Juan Pablo II entiende la gracia en honda relación con la estructura humana. «Deja el misterio obrar en mí, enséñame a operar con mi cuerpo gastado de flaquezas -tal un heraldo que anuncia la ruina o un gallo que canta. Deja al misterio obrar en mí, enséñame a actuar en mi alma, contagiada por la angustia del cuerpo; por el cuerpo en alarma y con un temor suyo: por la maduración y por los actos que en el espíritu humano grabarán huella indeleble, por la profundidad en que se halla inmersa, por la misma divinidad presente… Temor de alma no opuesto a la esperanza»(ibid., 136).

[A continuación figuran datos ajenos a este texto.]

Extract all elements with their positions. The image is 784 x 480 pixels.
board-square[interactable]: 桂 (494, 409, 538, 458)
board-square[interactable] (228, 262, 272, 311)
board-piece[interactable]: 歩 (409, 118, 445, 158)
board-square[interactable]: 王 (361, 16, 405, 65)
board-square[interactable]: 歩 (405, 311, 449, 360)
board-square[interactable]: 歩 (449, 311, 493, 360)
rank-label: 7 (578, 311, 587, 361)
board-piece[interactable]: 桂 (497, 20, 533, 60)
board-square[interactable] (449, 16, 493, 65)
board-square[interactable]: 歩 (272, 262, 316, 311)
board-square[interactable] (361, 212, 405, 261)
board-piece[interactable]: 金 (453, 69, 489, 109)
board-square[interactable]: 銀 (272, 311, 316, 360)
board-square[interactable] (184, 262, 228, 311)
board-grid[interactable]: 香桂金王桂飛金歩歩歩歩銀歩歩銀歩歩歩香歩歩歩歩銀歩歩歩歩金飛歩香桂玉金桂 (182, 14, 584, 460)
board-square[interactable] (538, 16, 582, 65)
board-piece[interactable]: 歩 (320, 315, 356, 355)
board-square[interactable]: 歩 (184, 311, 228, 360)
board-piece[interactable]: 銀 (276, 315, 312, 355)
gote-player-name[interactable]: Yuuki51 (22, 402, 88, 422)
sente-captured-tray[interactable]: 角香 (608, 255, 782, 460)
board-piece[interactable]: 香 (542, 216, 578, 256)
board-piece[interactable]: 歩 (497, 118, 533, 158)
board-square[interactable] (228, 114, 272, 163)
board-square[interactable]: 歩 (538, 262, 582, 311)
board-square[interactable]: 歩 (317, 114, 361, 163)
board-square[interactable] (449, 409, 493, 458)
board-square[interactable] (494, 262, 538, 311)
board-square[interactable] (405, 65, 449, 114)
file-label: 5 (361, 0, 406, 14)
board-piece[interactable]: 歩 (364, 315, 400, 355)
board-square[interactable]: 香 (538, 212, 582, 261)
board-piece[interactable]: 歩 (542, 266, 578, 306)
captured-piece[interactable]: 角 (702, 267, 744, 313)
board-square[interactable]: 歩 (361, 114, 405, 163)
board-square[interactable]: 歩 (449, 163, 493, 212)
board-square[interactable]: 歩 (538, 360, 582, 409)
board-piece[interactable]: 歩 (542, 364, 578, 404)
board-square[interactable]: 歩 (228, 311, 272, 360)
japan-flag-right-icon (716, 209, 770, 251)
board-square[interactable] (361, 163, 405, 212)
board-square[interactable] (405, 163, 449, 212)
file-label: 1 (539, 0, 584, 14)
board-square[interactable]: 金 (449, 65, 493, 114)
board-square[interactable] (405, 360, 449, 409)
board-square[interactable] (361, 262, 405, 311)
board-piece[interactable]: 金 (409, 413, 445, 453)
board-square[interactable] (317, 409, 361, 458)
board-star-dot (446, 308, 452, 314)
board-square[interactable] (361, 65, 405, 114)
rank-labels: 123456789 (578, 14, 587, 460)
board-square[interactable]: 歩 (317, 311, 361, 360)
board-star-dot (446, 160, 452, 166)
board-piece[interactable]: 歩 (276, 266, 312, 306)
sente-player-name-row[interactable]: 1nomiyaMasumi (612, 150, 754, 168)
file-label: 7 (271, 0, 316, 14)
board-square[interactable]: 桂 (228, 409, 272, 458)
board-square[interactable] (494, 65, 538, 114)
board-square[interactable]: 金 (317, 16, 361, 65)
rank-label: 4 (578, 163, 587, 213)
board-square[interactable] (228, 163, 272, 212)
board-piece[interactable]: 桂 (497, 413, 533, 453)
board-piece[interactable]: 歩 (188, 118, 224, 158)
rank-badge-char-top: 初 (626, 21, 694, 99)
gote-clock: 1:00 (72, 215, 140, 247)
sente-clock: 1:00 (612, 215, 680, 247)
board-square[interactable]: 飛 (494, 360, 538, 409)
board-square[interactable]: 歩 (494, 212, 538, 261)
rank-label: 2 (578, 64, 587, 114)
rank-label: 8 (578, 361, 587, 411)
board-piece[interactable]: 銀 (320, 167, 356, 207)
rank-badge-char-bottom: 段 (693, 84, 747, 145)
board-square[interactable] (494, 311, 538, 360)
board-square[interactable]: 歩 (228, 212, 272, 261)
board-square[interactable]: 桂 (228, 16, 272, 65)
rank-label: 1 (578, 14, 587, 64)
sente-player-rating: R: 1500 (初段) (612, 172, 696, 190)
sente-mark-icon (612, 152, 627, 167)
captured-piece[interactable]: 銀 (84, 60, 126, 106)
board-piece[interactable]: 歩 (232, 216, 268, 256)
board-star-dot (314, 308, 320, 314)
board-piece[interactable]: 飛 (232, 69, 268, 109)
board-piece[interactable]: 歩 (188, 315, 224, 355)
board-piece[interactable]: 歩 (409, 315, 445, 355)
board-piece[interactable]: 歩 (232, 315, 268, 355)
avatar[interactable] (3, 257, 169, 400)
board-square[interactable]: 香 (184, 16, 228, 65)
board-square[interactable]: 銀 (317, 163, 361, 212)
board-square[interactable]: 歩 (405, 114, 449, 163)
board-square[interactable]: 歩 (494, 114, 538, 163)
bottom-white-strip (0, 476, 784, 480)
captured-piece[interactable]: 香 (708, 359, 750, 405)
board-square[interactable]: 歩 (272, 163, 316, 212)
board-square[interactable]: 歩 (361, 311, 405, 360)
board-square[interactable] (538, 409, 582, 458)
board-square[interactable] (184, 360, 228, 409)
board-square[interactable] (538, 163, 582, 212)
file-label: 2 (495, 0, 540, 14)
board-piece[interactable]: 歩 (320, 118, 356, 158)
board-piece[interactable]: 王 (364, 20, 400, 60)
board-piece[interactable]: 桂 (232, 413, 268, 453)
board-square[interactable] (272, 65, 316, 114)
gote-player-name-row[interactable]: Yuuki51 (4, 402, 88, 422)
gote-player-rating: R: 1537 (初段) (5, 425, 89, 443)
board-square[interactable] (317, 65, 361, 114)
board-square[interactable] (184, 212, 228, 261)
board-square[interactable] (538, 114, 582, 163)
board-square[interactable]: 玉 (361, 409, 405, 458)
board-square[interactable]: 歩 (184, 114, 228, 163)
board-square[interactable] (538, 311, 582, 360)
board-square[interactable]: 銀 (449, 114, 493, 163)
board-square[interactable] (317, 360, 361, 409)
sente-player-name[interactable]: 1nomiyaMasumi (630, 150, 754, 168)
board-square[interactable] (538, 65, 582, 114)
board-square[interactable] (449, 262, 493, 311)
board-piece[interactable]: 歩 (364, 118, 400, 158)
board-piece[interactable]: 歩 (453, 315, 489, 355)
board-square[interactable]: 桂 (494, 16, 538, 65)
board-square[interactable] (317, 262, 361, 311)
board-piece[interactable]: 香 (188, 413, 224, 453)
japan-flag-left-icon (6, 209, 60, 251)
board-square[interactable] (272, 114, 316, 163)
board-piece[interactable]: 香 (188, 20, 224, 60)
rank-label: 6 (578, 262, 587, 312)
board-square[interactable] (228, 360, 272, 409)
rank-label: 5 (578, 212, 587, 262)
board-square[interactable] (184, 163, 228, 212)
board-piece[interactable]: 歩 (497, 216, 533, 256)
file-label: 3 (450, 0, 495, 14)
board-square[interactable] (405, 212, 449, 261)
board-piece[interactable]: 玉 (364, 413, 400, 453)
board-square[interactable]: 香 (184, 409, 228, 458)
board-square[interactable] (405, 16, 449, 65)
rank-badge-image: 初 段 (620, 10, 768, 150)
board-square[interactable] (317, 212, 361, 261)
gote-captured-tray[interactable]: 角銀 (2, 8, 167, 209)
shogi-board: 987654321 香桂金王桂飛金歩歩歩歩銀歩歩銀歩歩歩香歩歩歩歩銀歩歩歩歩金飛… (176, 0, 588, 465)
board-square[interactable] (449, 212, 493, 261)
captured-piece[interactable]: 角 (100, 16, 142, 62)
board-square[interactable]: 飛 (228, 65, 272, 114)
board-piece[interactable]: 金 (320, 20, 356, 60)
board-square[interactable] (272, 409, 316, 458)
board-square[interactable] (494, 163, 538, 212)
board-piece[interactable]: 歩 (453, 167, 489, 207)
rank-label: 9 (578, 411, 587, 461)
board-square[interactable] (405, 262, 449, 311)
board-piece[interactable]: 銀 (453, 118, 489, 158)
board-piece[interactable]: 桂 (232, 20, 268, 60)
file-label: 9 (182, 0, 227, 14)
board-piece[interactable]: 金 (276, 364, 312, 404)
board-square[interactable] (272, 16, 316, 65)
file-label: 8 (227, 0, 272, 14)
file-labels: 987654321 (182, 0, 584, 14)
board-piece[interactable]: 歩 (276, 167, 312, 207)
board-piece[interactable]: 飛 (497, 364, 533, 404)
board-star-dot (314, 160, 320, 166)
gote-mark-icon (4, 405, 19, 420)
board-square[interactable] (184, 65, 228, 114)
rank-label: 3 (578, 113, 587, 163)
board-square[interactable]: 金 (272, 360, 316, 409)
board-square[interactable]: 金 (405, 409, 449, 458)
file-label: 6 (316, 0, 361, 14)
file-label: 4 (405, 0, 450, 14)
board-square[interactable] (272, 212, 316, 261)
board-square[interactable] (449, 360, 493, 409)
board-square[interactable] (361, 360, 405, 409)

Juan Pablo II es un intelecto despierto, fascinado por la verdad, especialmente el Evangelio, y no evade sus dificultades. «La verdad no derrama aceite en las heridas para evitar el escozor, no monta en un burro que va luego conducido por las calles: la verdad debe doler y ocultarse. Las construcciones del cerebro llegan a ser más tensas cuando algo se encorva en los hombres: todos piensan cómo enderezar no la fachada, sino el suelo hondo: el suelo propio que resiste como ola a la barca. La verdad levanta al hombre. Si el hombre no se levanta a sí mismo, entonces el edificio construido oprime con doble paso, que todos sentimos en nosotros, como algo misterioso recorriendo las calles sorprendidas, por donde el burro va conducido (¿en esas calles la verdad es cada vez menos o cada vez más?), miramos tranquilamente hacia adelante, el espanto no nos alcanza» (ibid., 75-76).

Juan Pablo II es un hombre de comunión profunda en sus relaciones humanas. Así describe su comprensión del amor, pensando en Jesús y la samaritana. «Aquel pozo me ha unido contigo, me ha sumergido en tu persona. Nada había entre nosotros, nada, sino la profunda claridad que tiembla como una pupila limpia, engastada en la órbita de piedras del brocal. La claridad me sumergió en tus ojos y me ha encerrado en ellos» (ibid., 30).

Juan Pablo II es, sobre todo, el hombre de Dios. En sus más variadas facetas, sobre todo en las que encumbran la dignidad del ser humano, hay una veta mística de tono cristológico. «Yo te invoco y te busco, Hombre en quien la historia humana pudo encontrar su cuerpo. Voy hacia Ti y no digo: ‘¡Ven!’, sino simplemente: ‘¡Sé!’ Sé, allí donde no hay ningún testimonio escrito, mas donde el hombre fue alma, corazón, deseo, voluntad y dolor, ceniza de amor, quemante vergüenza sagrada. Sé el eterno sismógrafo de la invisible Realidad. ¡Oh Hombre en quien se funden el fondo y la cima del hombre, en cuyo centro no existen ni peso ni tiniebla, sino sólo corazón! Hombre en quien todo hombre puede encontrar su designio profundo, la raíz de sus actos: espejo de vida y de muerte frente a la corriente humana. Hombre, siembre llego a Ti a través del enjuto río de la historia, yendo hacia cada corazón, hacia cada pensamiento (-historia: hacinamiento de pensamientos, de muertos corazones-). Busco tu cuerpo para que asuma la historia humana. Busco tu profundidad» (ibid., 110).

Publicado en el blog Octavo Día, de El Universal (www. eluniversal.com.mx), el 2 de mayo de 2014. Reproducido con autorización del autor: padre Julián López Amozorrutia.